On the other hand, as ever, the story is more nuanced than that. There are signs of positivity elsewhere. While spending growth may be slowing, Cardlytics data suggests that consumers are merely becoming more selective. Indeed, spending in ‘experience’ sectors such as dining, and travel remained intact. In particular, spending on quick-service restaurants grew 5% from the previous quarter and saw a 21% year-on-year increase. Moreover, Britain has truly become a nation of food lovers: spending on eating out has taken a firmer foothold in people’s wallets than ever before, with the share of spend for restaurants overall increasing the most since we started tracking consumer spend. Cardlytics are also seeing signs of strength when it comes to airlines (+9%), hotels (+6%) and travel (+6%). It is clear that consumers are willing to spend in categories that can create shareable, memorable experiences.
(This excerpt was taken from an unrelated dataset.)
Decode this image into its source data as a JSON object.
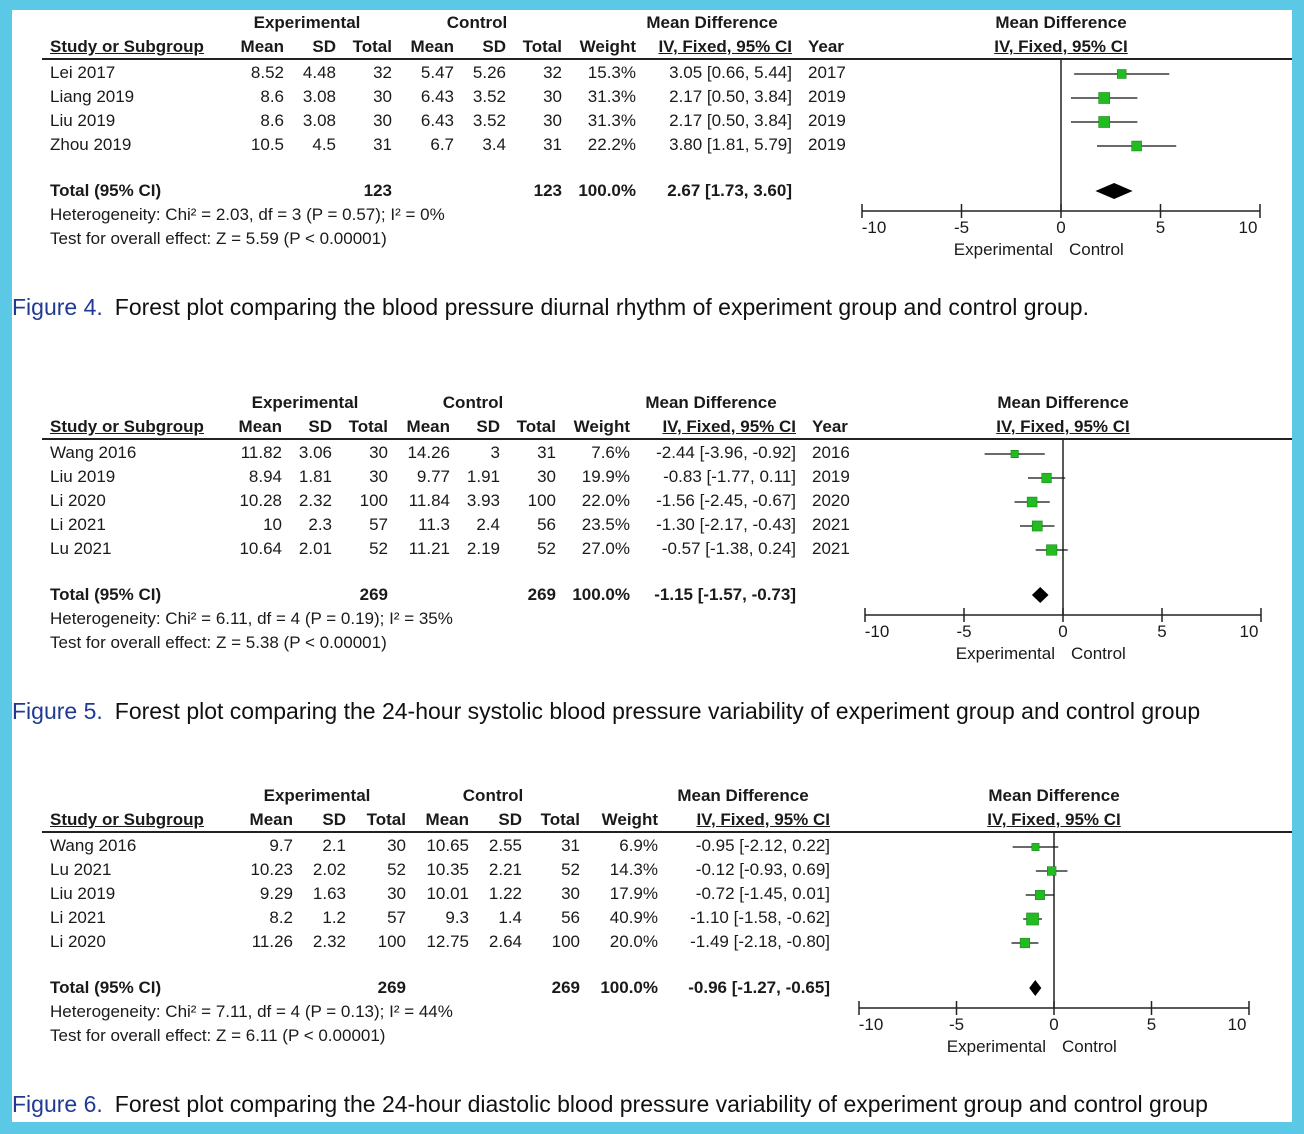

Pubs, community halls, gardens, sports clubs and other treasured locations across the UK can benefit from up to £2 million in government funding each through the Community Ownership Fund, which is open again for applications here. The fund gives local people the chance to save prized community assets that are at risk of being lost forever and keep them open for future generations to enjoy. To encourage as many applications as possible and make the process easier, the money available for applicants has doubled to £2 million, and the amount organisations need to match funds has decreased from 50% to 20%.

The end of tax-free shopping for tourists has plagued the retail industry since it was axed at the end of 2020 as part of the government’s Brexit plans. The initiative was set to return last year when the country’s short-lived chancellor of the exchequer Kwasi Kwarteng announced he would reinstate the scheme during the Autumn Budget of 2022. A month later the policy was scrapped by his replacement Jeremy Hunt, who said “not proceeding with this scheme is worth around £2bn a year”. However, Liberty chief executive Adil Mehboob Khan says the decision “turned out to be a remarkable own goal” with the UK losing out on billions of pound worth of spend as overseas visitors head to mainland Europe for their shopping instead. In fact, the Centre for Economics and Business Research has calculated that the “tourist tax” is costing the UK £10.7bn in lost GDP and deterring two million tourists from visiting the country per year.

Leading hospitality trade bodies have united to highlight the untapped potential of hospitality to drive economic growth, as new survey data from CGA Insight on behalf of the sector shows that 61% of hospitality businesses are experiencing staff shortages and widely reduced their trading hours and days as a result. The data, collected by the British Beer and Pub Association, the British Institute of Innkeeping, Hospitality Ulster and UK Hospitality shows that almost 40% are reducing trading hours. Of those, hours have reduced by up to 74% midweek and 42% at the weekend. That loss of trading has seen two-thirds report a sales decline of up to 25%.

As many of you will know, the National BID survey went out last week, in a personal email to each of the 335 BID managers and chief executives across the British Isles. Now in its 17th year, it is unique in allowing an annual snapshot to be taken for policy makers, both local and national; it allows BIDs and their Boards to benchmark themselves and identify key performance indicators; it allows us to advise government; it allows national and local levy payers to see if they are getting all the services that they should, and finally it allows new and developing BIDs to design their services and operations in the most effective fashion. If you are the BID leader and you haven’t had the email, please let me know as soon as possible. We will report back on both the survey and our response to the government's review of BIDs at the National Conference on November 2nd at Euston Square.